If we analyze the most important symptoms with reference to their origin, our attention is attracted to the triad, melanemia, anemia, and fever.

In regard to the melanemia, we have nothing to add to what has already been said in the previous sections. The origin of the pigment in the bodies of the parasites as an end procluct of the hemoglobin digested by the protozoa, has been absolutely determined and needs no further proof.

The second symptom, the anemia, may also be regarded as explained.

The degree of the anemia depends, on the one hand, on the number of the parasites and the rapidity with which they increase; on the other, on the activity of the blood making organs. The latter is never sufficient to make good the loss with the rapidity of its occurrence; a certain degree of anemia, therefore, is never lacking. The high degree that may occasionally be reached has been repeatedly discussed in the clinical description.

The third principal symptom-the fever or the fever paroxysm in its typical and atypical forms-has likewise been explained and satisfactorily, even though not so clearly and simply as the melanemia and anemia.

Golgi's demonstration of the coincidence of the fever paroxysm with the segmentation of the quartan and tertian parasites; Marchiafava and Celli's demonstration of the same for the quotidian parasites; and Marchiafava and Bignami's for the malignant tertian parasites, have divested the intermittent fever paroxysm, with its periodic recurrence, of the mysticism surrounding it, by referring it to a simple biologic fact. This biologic fact is the cycle of development of the parasites occurring at the time in the blood.

Turning to the fever paroxysm itself, with its three separate stages, we find that it sets in with the segmentation of a generation of parasites.

The association of this segmentation with the fever paroxysm in the way of cause and effect was neither an unjustifiable nor too bold an employment of the usually condemned argument post hoc ergo propter hoc.

Golgi described the process as follows: As a result of the sporulation an enormous number of spores, together with substances elaborated in the parasites and probably poisonous to the organism, are thrown into the blood and produce the paroxysm.

That, exceptionally, isolated segmentation forms may be found in the blood apart from a paroxysm is no argument against this standpoint, for undoubtedly a certain quantity of the injurious agent is necessary to produce symptoms.

The fact that the parasites exist in the blood in generations which show individual members of almost exactly the same age makes this theory of the paroxysm probable.

How it happens that such an innumerable number of parasites as are often present in the blood are of the same age is unknown, though we have a hypothesis that probably approaches the truth.

It is assumed that infection results only when the organisms are in a very definite stage of development. Let us suppose, for the moment, that spores introduced either by mosquitos or by aspiration into the lungs produce the infection. If a certain number of these gain entrance, a basis is at once formed for the evolution of a generation, all the members of which will be of the same age. It is somewhat similar to several human beings of the same age marrying and begetting children simultaneously. It is evident that in the continuation of this parallelism in the reproduction a large number of individuals of the same age will eventually result. Moreover, in the case of the malarial parasites it is much more sure, since their time of evolution is very definite, namely, the quotidian parasite twenty four, the tertian two times twenty four, and the quartan three times twenty four, hours. Within a short time, therefore, large numbers of families of the same age will be produced from a relatively small number of micro organisms.

Still, we must insist again that this similarity in age of the different individuals is not absolute. If all the parasites which we reckon as belonging to the one generation were the same age to the minute, and if this entire host would segmentate at a given moment and throw off their spores, then the blood picture would correspond exactly with the outline, but, as a matter of fact, the parasites of the same generation show differences of one to several hours. The struggle for existence is evidently a factor capable of influencing the duration of evolution. In spite of the slight differences in age it is necessary to reckon all these individuals to one generation.

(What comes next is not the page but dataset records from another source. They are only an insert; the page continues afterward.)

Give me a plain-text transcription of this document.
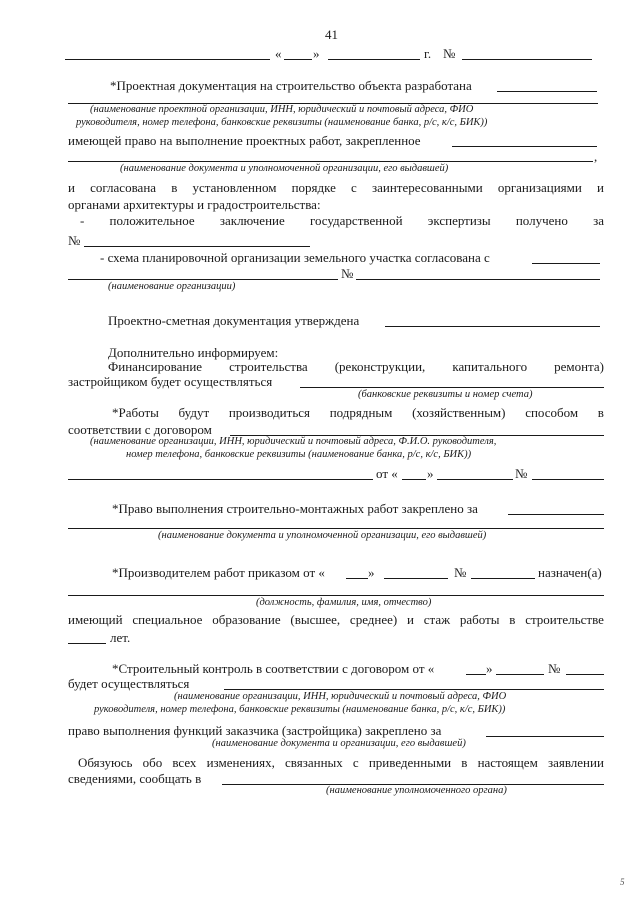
41
« »	г. №
*Проектная документация на строительство объекта разработана
(наименование проектной организации, ИНН, юридический и почтовый адреса, ФИО
руководителя, номер телефона, банковские реквизиты (наименование банка, р/с, к/с, БИК))
имеющей право на выполнение проектных работ, закрепленное
,
(наименование документа и уполномоченной организации, его выдавшей)
и согласована в установленном порядке с заинтересованными организациями и
органами архитектуры и градостроительства:
- положительное заключение государственной экспертизы получено за
№
- схема планировочной организации земельного участка согласована с
№
(наименование организации)
Проектно-сметная документация утверждена
Дополнительно информируем:
Финансирование строительства (реконструкции, капитального ремонта)
застройщиком будет осуществляться
(банковские реквизиты и номер счета)
*Работы будут производиться подрядным (хозяйственным) способом в
соответствии с договором
(наименование организации, ИНН, юридический и почтовый адреса, Ф.И.О. руководителя,
номер телефона, банковские реквизиты (наименование банка, р/с, к/с, БИК))
от « »	№
*Право выполнения строительно-монтажных работ закреплено за
(наименование документа и уполномоченной организации, его выдавшей)
*Производителем работ приказом от «	»	№	назначен(а)
(должность, фамилия, имя, отчество)
имеющий специальное образование (высшее, среднее) и стаж работы в строительстве
лет.
*Строительный контроль в соответствии с договором от «	»	№
будет осуществляться
(наименование организации, ИНН, юридический и почтовый адреса, ФИО
руководителя, номер телефона, банковские реквизиты (наименование банка, р/с, к/с, БИК))
право выполнения функций заказчика (застройщика) закреплено за
(наименование документа и организации, его выдавшей)
Обязуюсь обо всех изменениях, связанных с приведенными в настоящем заявлении
сведениями, сообщать в
(наименование уполномоченного органа)
5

The fact that the individuals of one generation do not sporulate at the same moment, but after one another at short intervals, produces its own clinical feature in that the paroxysm does not ordinarily last only a few moments, but several hours-even half a day and more. In relation to this, we previously wrote: "If the innumerable sporulation forms, similarly to a volley of a large number of guns, would burst in a moment and throw their contents into the blood stream, it is very likely that a much shorter but also much more violent paroxysm would be the result, but, as it actually is, the sporulation takes place after the manner of a rapid fire, and continues the fever paroxysm through a series of hours." That toxic substances are set free at the time of the rupture has not yet been fully demonstrated, though the assumption can scarcely be wrong. True, Roque and Lemoine found that the toxicity of the urine excreted after a paroxysm was higher than normally, and Queirolo showed that the sweat of malarial patients, similarly to that of other acute infectious diseases, was poisonous to rabbits; yet these experiments are by no means convincing.